In Italia si sono già verificati altri esempi di "porta girevole", ad esempio Giuliano Amato, il quale, poco dopo la caduta dell’ultimo governo Prodi, in cui era ministro degli Interni, è andato a svolgere consulenze per Deutsche Bank. Oggi Amato è tornato nelle istituzioni in veste di giudice costituzionale e, alla fine del mandato, lo aspetta qualche altro ruolo prestigioso e super-pagato in potentati privati sovranazionali. La "porta girevole" è un modello corruttivo tagliato sulle esigenze dei super-ricchi, cioè delle multinazionali, che sono le sole a poterselo permettere e ad essere materialmente in grado di gestirlo, perciò tale corruzione sfugge al giudizio umano; anzi, non viene neppure percepita dall'opinione pubblica. Il denaro, se è tanto, ridisegna i confini della morale pubblica in base ai propri comodi. La ricchezza può non bastare ma esiste una soglia di ricchezza, superata la quale, si accede automaticamente ad un potere auto-assolutorio.
L’attuale “partito degli onesti”, il Movimento 5 Stelle, si attarda nella denuncia delle forme primitive, tradizionali e povere di corruzione, e non appare molto attrezzato nei confronti delle forme più moderne e facoltose. Le cose stanno anche peggio, se si considera che lo stesso M5S è nato su un conflitto di interessi legato alla figura di Gianroberto Casaleggio buonanima, il manager di un’azienda di servizi di consulenza di marketing digitale, ovvero la rete al servizio degli affari.
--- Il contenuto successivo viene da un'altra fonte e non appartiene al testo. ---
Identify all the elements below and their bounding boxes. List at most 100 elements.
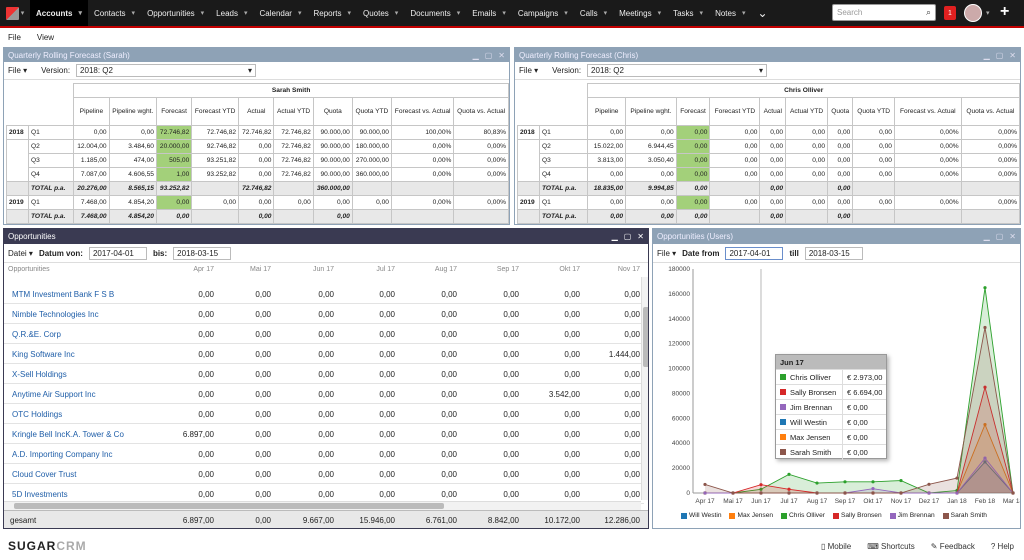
table-cell: 72.746,82 xyxy=(273,139,314,154)
maximize-icon[interactable]: ▢ xyxy=(485,51,493,60)
opportunity-link[interactable]: 5D Investments xyxy=(12,490,68,499)
nav-tab-meetings[interactable]: Meetings ▾ xyxy=(613,0,667,26)
date-from-input[interactable]: 2017-04-01 xyxy=(725,246,784,260)
opportunity-link[interactable]: Cloud Cover Trust xyxy=(12,470,76,479)
legend-item[interactable]: Max Jensen xyxy=(729,512,773,519)
opportunity-link[interactable]: King Software Inc xyxy=(12,350,75,359)
nav-tab-tasks[interactable]: Tasks ▾ xyxy=(667,0,709,26)
menu-view[interactable]: View xyxy=(29,33,62,42)
table-cell: 0,00% xyxy=(893,195,962,210)
legend-item[interactable]: Jim Brennan xyxy=(889,512,935,519)
minimize-icon[interactable]: ▁ xyxy=(984,232,990,241)
table-cell xyxy=(893,209,962,224)
table-cell: 0,00 xyxy=(73,125,110,140)
person-header: Sarah Smith xyxy=(73,83,509,98)
table-cell: 0,00 xyxy=(709,125,761,140)
table-cell: 0,00 xyxy=(318,370,334,379)
nav-tab-emails[interactable]: Emails ▾ xyxy=(466,0,512,26)
version-select[interactable]: 2018: Q2 ▾ xyxy=(587,64,768,77)
table-cell: 0,00 xyxy=(318,450,334,459)
forecast-table: Sarah Smith Pipeline Pipeline wght. Forecas… xyxy=(6,83,509,224)
table-cell: 0,00% xyxy=(960,195,1020,210)
date-to-input[interactable]: 2018-03-15 xyxy=(804,246,863,260)
nav-tab-calls[interactable]: Calls ▾ xyxy=(574,0,613,26)
more-modules-chevron-icon[interactable]: ⌄ xyxy=(751,0,773,26)
global-search-input[interactable]: Search ⌕ xyxy=(832,4,936,21)
close-icon[interactable]: ✕ xyxy=(1009,51,1016,60)
opportunity-link[interactable]: X-Sell Holdings xyxy=(12,370,67,379)
table-cell: 0,00 xyxy=(827,167,854,182)
nav-tab-calendar[interactable]: Calendar ▾ xyxy=(253,0,307,26)
footer-link-mobile[interactable]: ▯ Mobile xyxy=(821,542,851,551)
search-icon[interactable]: ⌕ xyxy=(926,7,931,18)
chart-legend: Will Westin Max Jensen Chris Olliver Sally … xyxy=(681,512,987,519)
footer-link-help[interactable]: ? Help xyxy=(991,542,1014,551)
version-select[interactable]: 2018: Q2 ▾ xyxy=(76,64,257,77)
avatar-chevron-down-icon[interactable]: ▾ xyxy=(986,9,990,17)
maximize-icon[interactable]: ▢ xyxy=(624,232,632,241)
table-cell: 505,00 xyxy=(155,153,193,168)
date-from-input[interactable]: 2017-04-01 xyxy=(88,246,147,260)
opportunity-link[interactable]: MTM Investment Bank F S B xyxy=(12,290,114,299)
legend-item[interactable]: Chris Olliver xyxy=(781,512,825,519)
table-cell: 1,00 xyxy=(155,167,193,182)
table-cell: 0,00% xyxy=(893,153,962,168)
nav-tab-reports[interactable]: Reports ▾ xyxy=(307,0,357,26)
file-menu[interactable]: File ▾ xyxy=(657,249,676,258)
file-menu[interactable]: Datei ▾ xyxy=(8,249,33,258)
table-cell: 0,00 xyxy=(255,490,271,499)
legend-item[interactable]: Will Westin xyxy=(681,512,721,519)
column-header: Forecast xyxy=(155,97,193,126)
table-row: OTC Holdings 0,00 0,00 0,00 0,00 0,00 0,00 0,00… xyxy=(4,404,644,424)
maximize-icon[interactable]: ▢ xyxy=(996,51,1004,60)
user-avatar[interactable] xyxy=(964,4,982,22)
table-cell: 72.746,82 xyxy=(191,125,240,140)
table-cell: 20.276,00 xyxy=(73,181,110,196)
opportunity-link[interactable]: A.D. Importing Company Inc xyxy=(12,450,112,459)
nav-tab-documents[interactable]: Documents ▾ xyxy=(404,0,466,26)
chevron-down-icon: ▾ xyxy=(657,10,662,17)
table-cell xyxy=(785,181,829,196)
date-to-input[interactable]: 2018-03-15 xyxy=(173,246,232,260)
vertical-scrollbar[interactable] xyxy=(641,277,648,500)
table-cell: 0,00 xyxy=(852,153,895,168)
table-cell: 0,00 xyxy=(564,330,580,339)
sugarcrm-logo[interactable]: SUGARCRM xyxy=(8,539,87,553)
legend-item[interactable]: Sally Bronsen xyxy=(832,512,882,519)
nav-tab-opportunities[interactable]: Opportunities ▾ xyxy=(141,0,210,26)
notification-badge[interactable]: 1 xyxy=(944,6,956,20)
nav-tab-campaigns[interactable]: Campaigns ▾ xyxy=(512,0,574,26)
legend-item[interactable]: Sarah Smith xyxy=(942,512,987,519)
opportunity-link[interactable]: Nimble Technologies Inc xyxy=(12,310,99,319)
footer-link-feedback[interactable]: ✎ Feedback xyxy=(931,542,975,551)
menu-file[interactable]: File xyxy=(0,33,29,42)
nav-tab-notes[interactable]: Notes ▾ xyxy=(709,0,751,26)
quick-create-plus-icon[interactable]: + xyxy=(1000,3,1009,21)
version-label: Version: xyxy=(41,66,71,75)
minimize-icon[interactable]: ▁ xyxy=(473,51,479,60)
table-cell: 0,00 xyxy=(624,450,640,459)
file-menu[interactable]: File ▾ xyxy=(519,66,538,75)
sugar-cube-logo-icon[interactable]: ▾ xyxy=(0,0,30,26)
horizontal-scrollbar[interactable] xyxy=(4,501,641,510)
opportunity-link[interactable]: Kringle Bell IncK.A. Tower & Co xyxy=(12,430,124,439)
footer-link-shortcuts[interactable]: ⌨ Shortcuts xyxy=(867,542,915,551)
close-icon[interactable]: ✕ xyxy=(637,232,644,241)
dashlet-forecast-sarah: Quarterly Rolling Forecast (Sarah) ▁ ▢ ✕ F… xyxy=(3,47,510,225)
table-cell: 0,00 xyxy=(709,139,761,154)
close-icon[interactable]: ✕ xyxy=(498,51,505,60)
nav-tab-quotes[interactable]: Quotes ▾ xyxy=(357,0,404,26)
opportunity-link[interactable]: Q.R.&E. Corp xyxy=(12,330,61,339)
opportunity-link[interactable]: OTC Holdings xyxy=(12,410,62,419)
maximize-icon[interactable]: ▢ xyxy=(996,232,1004,241)
file-menu[interactable]: File ▾ xyxy=(8,66,27,75)
minimize-icon[interactable]: ▁ xyxy=(984,51,990,60)
opportunity-link[interactable]: Anytime Air Support Inc xyxy=(12,390,96,399)
nav-tab-accounts[interactable]: Accounts ▾ xyxy=(30,0,88,26)
nav-tab-contacts[interactable]: Contacts ▾ xyxy=(88,0,141,26)
minimize-icon[interactable]: ▁ xyxy=(612,232,618,241)
close-icon[interactable]: ✕ xyxy=(1009,232,1016,241)
nav-tab-leads[interactable]: Leads ▾ xyxy=(210,0,253,26)
table-cell: 4.606,55 xyxy=(108,167,157,182)
table-cell: 0,00 xyxy=(441,350,457,359)
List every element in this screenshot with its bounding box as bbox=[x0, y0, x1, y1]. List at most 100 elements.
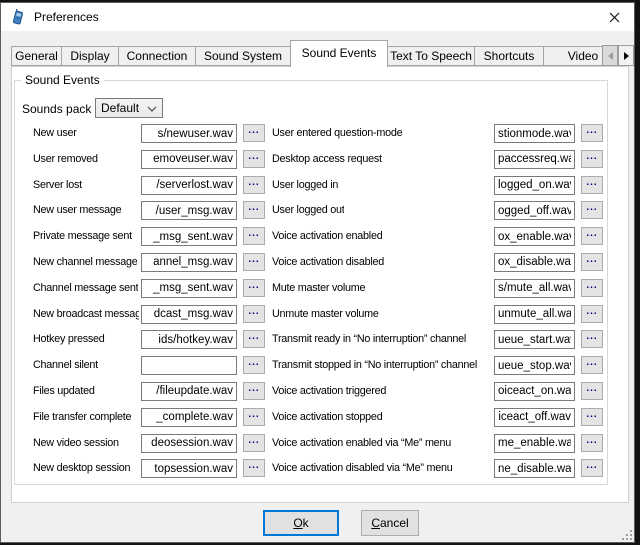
browse-button[interactable]: ... bbox=[243, 305, 265, 323]
sound-file-input[interactable] bbox=[494, 382, 575, 401]
sound-event-label: Voice activation triggered bbox=[272, 382, 386, 401]
sound-event-label: User logged out bbox=[272, 201, 344, 220]
sound-event-label: Hotkey pressed bbox=[33, 330, 105, 349]
browse-button[interactable]: ... bbox=[581, 356, 603, 374]
sound-file-input[interactable] bbox=[494, 279, 575, 298]
sound-file-input[interactable] bbox=[141, 253, 237, 272]
sounds-pack-select[interactable]: Default bbox=[95, 98, 163, 118]
sound-file-input[interactable] bbox=[494, 330, 575, 349]
sound-file-input[interactable] bbox=[141, 150, 237, 169]
tab-shortcuts[interactable]: Shortcuts bbox=[474, 46, 544, 66]
sound-event-label: Private message sent bbox=[33, 227, 132, 246]
sound-file-input[interactable] bbox=[141, 434, 237, 453]
ok-button[interactable]: Ok bbox=[263, 510, 339, 536]
sound-file-input[interactable] bbox=[141, 279, 237, 298]
window-title: Preferences bbox=[34, 3, 99, 31]
tab-connection[interactable]: Connection bbox=[118, 46, 196, 66]
cancel-button[interactable]: Cancel bbox=[361, 510, 419, 536]
browse-button[interactable]: ... bbox=[243, 227, 265, 245]
sound-file-input[interactable] bbox=[494, 408, 575, 427]
sound-file-input[interactable] bbox=[494, 176, 575, 195]
sound-file-input[interactable] bbox=[494, 124, 575, 143]
sound-event-label: Transmit ready in “No interruption” chan… bbox=[272, 330, 466, 349]
browse-button[interactable]: ... bbox=[243, 330, 265, 348]
browse-button[interactable]: ... bbox=[243, 253, 265, 271]
sound-file-input[interactable] bbox=[141, 201, 237, 220]
sound-event-row: Private message sent... bbox=[33, 227, 265, 246]
sound-file-input[interactable] bbox=[141, 382, 237, 401]
browse-button[interactable]: ... bbox=[581, 459, 603, 477]
sound-event-row: Hotkey pressed... bbox=[33, 330, 265, 349]
sound-event-row: Unmute master volume... bbox=[272, 305, 603, 324]
browse-button[interactable]: ... bbox=[243, 356, 265, 374]
browse-button[interactable]: ... bbox=[243, 279, 265, 297]
sound-file-input[interactable] bbox=[494, 253, 575, 272]
preferences-dialog: Preferences GeneralDisplayConnectionSoun… bbox=[0, 2, 635, 543]
browse-button[interactable]: ... bbox=[581, 201, 603, 219]
browse-button[interactable]: ... bbox=[581, 382, 603, 400]
sound-event-label: User removed bbox=[33, 150, 98, 169]
sound-event-row: Transmit ready in “No interruption” chan… bbox=[272, 330, 603, 349]
sound-file-input[interactable] bbox=[141, 124, 237, 143]
sound-file-input[interactable] bbox=[141, 176, 237, 195]
sound-event-row: New user message... bbox=[33, 201, 265, 220]
sound-file-input[interactable] bbox=[494, 459, 575, 478]
sound-file-input[interactable] bbox=[141, 227, 237, 246]
tab-display[interactable]: Display bbox=[61, 46, 119, 66]
tab-text-to-speech[interactable]: Text To Speech bbox=[387, 46, 475, 66]
tab-sound-events[interactable]: Sound Events bbox=[290, 40, 388, 67]
sound-event-label: New user bbox=[33, 124, 77, 143]
browse-button[interactable]: ... bbox=[581, 253, 603, 271]
browse-button[interactable]: ... bbox=[581, 176, 603, 194]
sound-file-input[interactable] bbox=[494, 201, 575, 220]
browse-button[interactable]: ... bbox=[243, 201, 265, 219]
browse-button[interactable]: ... bbox=[243, 434, 265, 452]
sound-event-label: User logged in bbox=[272, 176, 338, 195]
sound-file-input[interactable] bbox=[141, 356, 237, 375]
browse-button[interactable]: ... bbox=[581, 305, 603, 323]
browse-button[interactable]: ... bbox=[243, 150, 265, 168]
tab-video[interactable]: Video bbox=[543, 46, 603, 66]
browse-button[interactable]: ... bbox=[243, 124, 265, 142]
titlebar[interactable]: Preferences bbox=[1, 3, 634, 31]
browse-button[interactable]: ... bbox=[581, 330, 603, 348]
resize-grip[interactable] bbox=[622, 530, 634, 542]
sound-file-input[interactable] bbox=[494, 356, 575, 375]
sound-events-right-column: User entered question-mode...Desktop acc… bbox=[272, 124, 603, 478]
sound-event-label: Voice activation enabled bbox=[272, 227, 382, 246]
browse-button[interactable]: ... bbox=[243, 459, 265, 477]
sound-file-input[interactable] bbox=[141, 459, 237, 478]
arrow-right-icon bbox=[624, 52, 629, 60]
tab-sound-system[interactable]: Sound System bbox=[195, 46, 291, 66]
sound-file-input[interactable] bbox=[494, 150, 575, 169]
sound-event-row: Channel silent... bbox=[33, 356, 265, 375]
sound-event-row: Voice activation enabled via “Me” menu..… bbox=[272, 434, 603, 453]
browse-button[interactable]: ... bbox=[581, 434, 603, 452]
sound-event-row: Voice activation triggered... bbox=[272, 382, 603, 401]
browse-button[interactable]: ... bbox=[243, 382, 265, 400]
tab-general[interactable]: General bbox=[11, 46, 62, 66]
sound-file-input[interactable] bbox=[494, 227, 575, 246]
browse-button[interactable]: ... bbox=[243, 408, 265, 426]
close-button[interactable] bbox=[594, 3, 634, 31]
tab-scroll-left-button[interactable] bbox=[602, 45, 618, 66]
sound-event-row: Channel message sent... bbox=[33, 279, 265, 298]
sound-file-input[interactable] bbox=[494, 434, 575, 453]
sound-file-input[interactable] bbox=[141, 305, 237, 324]
sound-event-label: Channel silent bbox=[33, 356, 98, 375]
sound-file-input[interactable] bbox=[141, 330, 237, 349]
sound-event-label: New user message bbox=[33, 201, 121, 220]
browse-button[interactable]: ... bbox=[581, 279, 603, 297]
browse-button[interactable]: ... bbox=[581, 124, 603, 142]
sound-file-input[interactable] bbox=[141, 408, 237, 427]
browse-button[interactable]: ... bbox=[581, 408, 603, 426]
sound-file-input[interactable] bbox=[494, 305, 575, 324]
sound-event-row: User logged in... bbox=[272, 176, 603, 195]
sound-event-row: New desktop session... bbox=[33, 459, 265, 478]
sound-event-row: User entered question-mode... bbox=[272, 124, 603, 143]
sound-event-label: Unmute master volume bbox=[272, 305, 379, 324]
browse-button[interactable]: ... bbox=[581, 150, 603, 168]
browse-button[interactable]: ... bbox=[581, 227, 603, 245]
tab-scroll-right-button[interactable] bbox=[618, 45, 634, 66]
browse-button[interactable]: ... bbox=[243, 176, 265, 194]
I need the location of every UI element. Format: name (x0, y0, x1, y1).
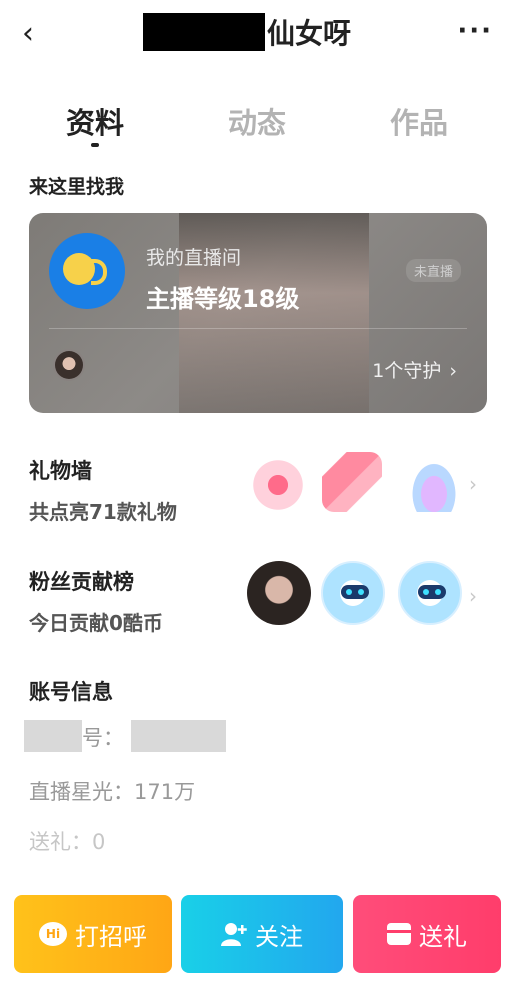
chevron-right-icon: › (469, 472, 477, 496)
more-dots-icon: ··· (457, 16, 493, 46)
fan-avatar (247, 561, 311, 625)
tab-profile[interactable]: 资料 (66, 100, 124, 142)
live-room-card[interactable]: 我的直播间 主播等级18级 未直播 1个守护 › (29, 213, 487, 413)
say-hi-label: 打招呼 (75, 922, 147, 951)
live-app-logo-icon (49, 233, 125, 309)
fan-robot-avatar (398, 561, 462, 625)
gifts-sent-line: 送礼：0 (29, 830, 106, 854)
follow-button[interactable]: 关注 (181, 895, 343, 973)
gift-paper-plane-icon (322, 452, 382, 512)
title-area: 仙女呀 (143, 12, 351, 52)
tab-active-indicator (91, 143, 99, 147)
chevron-right-icon: › (469, 584, 477, 608)
anchor-level: 主播等级18级 (146, 285, 300, 313)
gift-flower-boat-icon (404, 452, 464, 512)
account-id-label: 号： (82, 726, 124, 750)
account-info-heading: 账号信息 (29, 680, 113, 704)
card-divider (49, 328, 467, 329)
guardian-avatar[interactable] (53, 349, 85, 381)
more-button[interactable]: ··· (457, 16, 493, 46)
profile-tabs: 资料 动态 作品 (0, 100, 515, 155)
follow-label: 关注 (255, 922, 303, 951)
tab-works[interactable]: 作品 (390, 100, 448, 142)
star-light-line: 直播星光：171万 (29, 780, 196, 804)
guardian-count: 1个守护 (372, 360, 442, 382)
live-status-badge: 未直播 (405, 259, 461, 282)
hi-bubble-icon: Hi (39, 922, 67, 946)
top-bar: ‹ 仙女呀 ··· (0, 0, 515, 70)
chevron-left-icon: ‹ (22, 16, 34, 51)
gift-love-letter-icon (248, 452, 308, 512)
add-user-icon (221, 922, 247, 946)
back-button[interactable]: ‹ (22, 14, 52, 54)
fan-ranking-title: 粉丝贡献榜 (29, 570, 134, 594)
chevron-right-icon: › (449, 360, 457, 382)
redacted-block (24, 720, 82, 752)
say-hi-button[interactable]: Hi 打招呼 (14, 895, 172, 973)
redacted-block (131, 720, 226, 752)
tab-moments[interactable]: 动态 (228, 100, 286, 142)
find-me-heading: 来这里找我 (29, 176, 125, 198)
redacted-name-block (143, 13, 265, 51)
gift-wall-summary: 共点亮71款礼物 (29, 500, 177, 524)
guardian-link[interactable]: 1个守护 › (372, 356, 457, 383)
gift-wall-title: 礼物墙 (29, 459, 92, 483)
gift-box-icon (387, 923, 411, 945)
live-room-subtitle: 我的直播间 (146, 247, 242, 269)
fan-robot-avatar (321, 561, 385, 625)
send-gift-button[interactable]: 送礼 (353, 895, 501, 973)
page-title: 仙女呀 (267, 17, 352, 50)
fan-ranking-summary: 今日贡献0酷币 (29, 611, 163, 635)
send-gift-label: 送礼 (419, 922, 467, 951)
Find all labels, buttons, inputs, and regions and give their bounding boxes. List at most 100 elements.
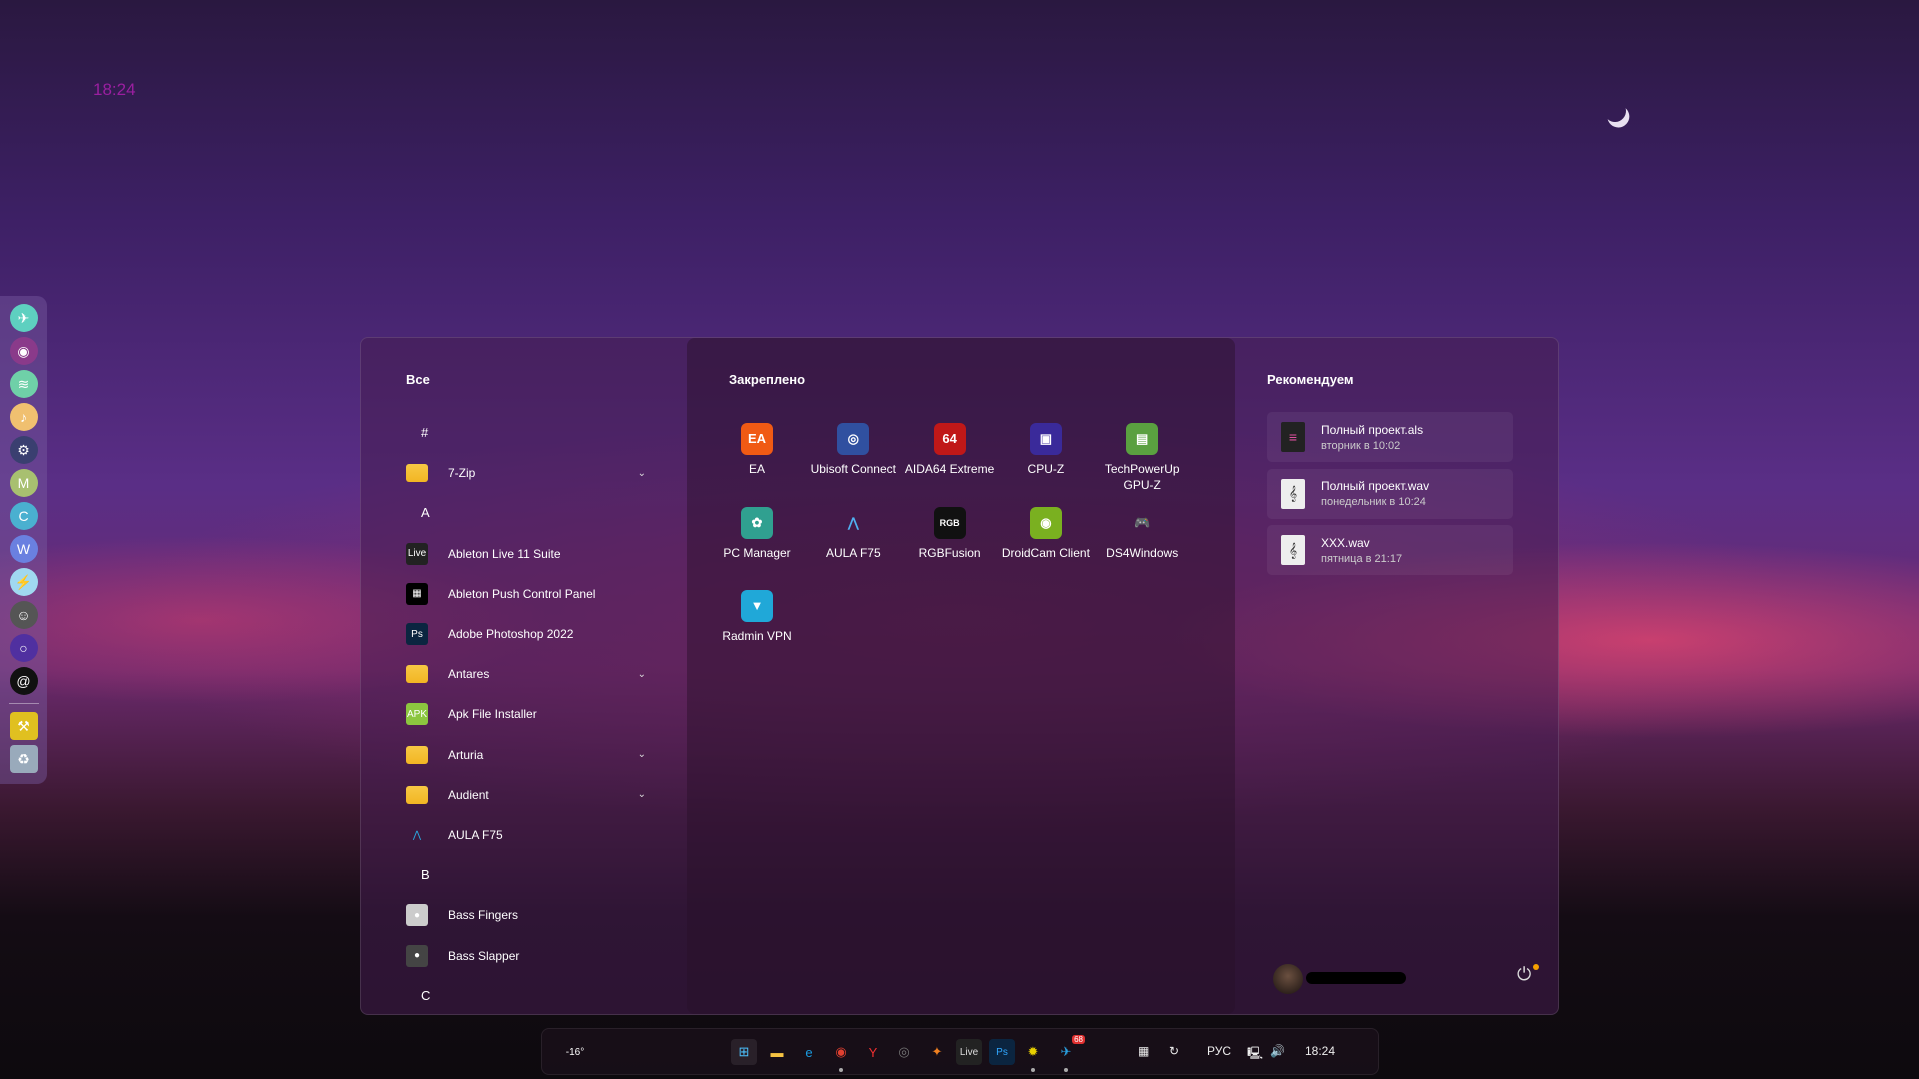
taskbar: -16° ▦ ↻ РУС 🖳 🔊 18:24 ⊞ ▬ e ◉ Y ◎ ✦ Live Ps ✹ ✈ 68 — [541, 1028, 1379, 1075]
pinned-app[interactable]: ✿ PC Manager — [707, 506, 807, 561]
taskbar-file-explorer-icon[interactable]: ▬ — [764, 1039, 790, 1065]
unread-badge: 68 — [1072, 1035, 1085, 1044]
pinned-app[interactable]: ▤ TechPowerUp GPU-Z — [1092, 423, 1192, 493]
folder-item[interactable]: Arturia ⌄ — [406, 737, 646, 773]
app-item[interactable]: APK Apk File Installer — [406, 696, 646, 732]
dock-spiral-app-icon[interactable]: @ — [9, 667, 38, 695]
item-label: Antares — [448, 667, 490, 682]
pinned-app-icon: ✿ — [741, 506, 773, 539]
item-label: Arturia — [448, 747, 484, 762]
app-item[interactable]: Ps Adobe Photoshop 2022 — [406, 616, 646, 652]
dock-recycle-bin-icon[interactable]: ♻ — [9, 745, 38, 773]
letter-header[interactable]: A — [421, 505, 430, 520]
user-avatar[interactable] — [1273, 964, 1303, 994]
app-icon: ● — [406, 904, 428, 927]
file-name: Полный проект.als — [1321, 422, 1424, 437]
taskbar-glyph: Live — [959, 1046, 979, 1058]
pinned-app[interactable]: 🎮 DS4Windows — [1092, 507, 1192, 561]
dock-discord-icon[interactable]: ◉ — [9, 337, 38, 365]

Quando Casaleggio ha potuto presentare la formazione M5S come un proprio prodotto, ha contestualmente fatto pubblicità ai servizi della propria azienda, facendo credere che questa potesse inventare un mercato (in questo caso un mercato di suggestioni elettorali) praticamente dal nulla.
Realisticamente non si può pensare che il grillismo politico sia stato interamente un effetto delle mirabolanti arti digitali di Casaleggio; ci sono stati, e ci sono tuttora, sicuramente altri "aiuti", proprio perché il grillismo politico attuale tradisce e sovverte il messaggio del Grillo di dieci anni fa, quello che ci avvertiva che il vero potere andava stanato nel colonialismo delle multinazionali. Chi punta tutta l'attenzione sulla corruzione delle mazzette, come il Movimento 5 Stelle, finisce per rivolgere la polemica verso i "vizi nazionali" in nome del consueto autorazzismo.